Our policy is the right one for us, but it can also be costly. We are often sued in defamation cases around the world based on our users’ content. At any given time, we have upwards of twenty defamation cases pending against us around the globe. This is an inevitable side effect of our policies, and we try to be judicious about our involvement in the cases that we do see. Some cases result in a quick and straightforward judgment, but others require more fact-finding and we often face a choice about what our level of involvement should be.
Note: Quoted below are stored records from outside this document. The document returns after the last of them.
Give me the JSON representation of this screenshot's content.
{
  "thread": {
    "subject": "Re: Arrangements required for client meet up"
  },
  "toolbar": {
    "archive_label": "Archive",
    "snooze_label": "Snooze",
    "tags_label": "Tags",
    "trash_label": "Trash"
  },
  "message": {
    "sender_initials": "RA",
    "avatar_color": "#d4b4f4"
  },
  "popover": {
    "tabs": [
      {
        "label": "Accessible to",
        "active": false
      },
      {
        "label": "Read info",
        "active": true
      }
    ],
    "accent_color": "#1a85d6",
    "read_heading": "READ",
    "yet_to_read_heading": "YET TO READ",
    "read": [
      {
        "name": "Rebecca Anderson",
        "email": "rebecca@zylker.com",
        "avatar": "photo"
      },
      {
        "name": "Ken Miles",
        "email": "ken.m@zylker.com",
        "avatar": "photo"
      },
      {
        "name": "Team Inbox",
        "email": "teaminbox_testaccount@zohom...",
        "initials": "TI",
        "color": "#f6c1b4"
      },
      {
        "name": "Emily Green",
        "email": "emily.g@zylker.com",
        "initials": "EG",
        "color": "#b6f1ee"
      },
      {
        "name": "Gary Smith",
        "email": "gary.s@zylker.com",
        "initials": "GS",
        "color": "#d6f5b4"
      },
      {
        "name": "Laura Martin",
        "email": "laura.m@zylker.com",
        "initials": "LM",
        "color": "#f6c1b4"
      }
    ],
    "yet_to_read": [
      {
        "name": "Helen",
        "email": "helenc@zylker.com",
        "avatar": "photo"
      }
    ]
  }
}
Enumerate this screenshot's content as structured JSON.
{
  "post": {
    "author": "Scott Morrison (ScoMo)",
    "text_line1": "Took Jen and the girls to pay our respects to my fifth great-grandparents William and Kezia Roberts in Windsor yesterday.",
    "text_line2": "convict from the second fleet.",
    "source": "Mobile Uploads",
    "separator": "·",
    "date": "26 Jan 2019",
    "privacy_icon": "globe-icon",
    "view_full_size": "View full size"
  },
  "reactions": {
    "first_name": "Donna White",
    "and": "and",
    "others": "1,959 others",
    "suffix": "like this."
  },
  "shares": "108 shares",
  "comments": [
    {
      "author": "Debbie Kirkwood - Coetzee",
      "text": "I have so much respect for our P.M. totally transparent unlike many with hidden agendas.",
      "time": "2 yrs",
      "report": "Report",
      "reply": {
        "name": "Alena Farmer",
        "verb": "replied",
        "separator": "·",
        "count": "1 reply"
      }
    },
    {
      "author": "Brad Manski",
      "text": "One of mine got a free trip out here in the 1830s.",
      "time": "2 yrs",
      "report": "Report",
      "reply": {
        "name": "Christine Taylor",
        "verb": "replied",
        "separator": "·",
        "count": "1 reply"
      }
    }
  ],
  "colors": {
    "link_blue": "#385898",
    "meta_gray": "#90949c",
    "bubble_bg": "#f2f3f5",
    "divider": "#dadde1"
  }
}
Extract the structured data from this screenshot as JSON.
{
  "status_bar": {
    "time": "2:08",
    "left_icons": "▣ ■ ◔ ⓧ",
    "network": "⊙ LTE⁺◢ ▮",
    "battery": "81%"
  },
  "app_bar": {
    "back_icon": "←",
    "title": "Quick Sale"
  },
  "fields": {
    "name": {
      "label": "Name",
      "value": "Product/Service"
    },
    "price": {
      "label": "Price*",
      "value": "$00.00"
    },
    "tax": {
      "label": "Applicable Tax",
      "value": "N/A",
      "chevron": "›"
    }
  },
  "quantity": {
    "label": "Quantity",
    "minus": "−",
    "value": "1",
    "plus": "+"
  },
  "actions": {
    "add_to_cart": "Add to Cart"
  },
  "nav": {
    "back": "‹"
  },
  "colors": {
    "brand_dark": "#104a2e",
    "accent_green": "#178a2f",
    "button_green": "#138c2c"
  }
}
Ideally, we want to spend our resources fighting cases that matter–either because there is a serious risk to the freedom of speech of users who want their content to remain online, or because there is a serious risk to the company or our people. We recognize that we have some power as a host to not only demand a court order before removing content, but also that we can play a part in ensuring a more fair adjudication of some disputes if we are actively involved in a case. We view this as an important role, both for our users and for the values of free speech, especially in cases where important speech issues are at stake and/or there is a very clear differential in power between the complaining party and our user.
In each lawsuit, we ask ourselves a few questions: What is this case about? Does the user want to keep the content to remain online, and could we make a difference on the user’s behalf? What is the blog about? Are there any political or other important speech issues? Is there a potential monetary award against us?
We like to call our rubric for making decisions on when to step in to help defend our users “The Automattic Doctrine”, and the answers to the questions above help us decide how actively participate in the lawsuit. In our experience, the determinative question is most often whether the user wants to be involved in the defense and work with us to keep their ideas and opinions online.
Our approach ultimately puts the decision about whether content is defamatory, or instead, protected speech, in front of the right decision maker: a neutral court of law. Leaving such important decisions to the discretion of Internet hosts is misplaced and tilts the balance in favor of silencing often legitimate voices.
Paul Sieminski is General Counsel at Automattic. Holly Hogan is Associate General Counsel at Automattic.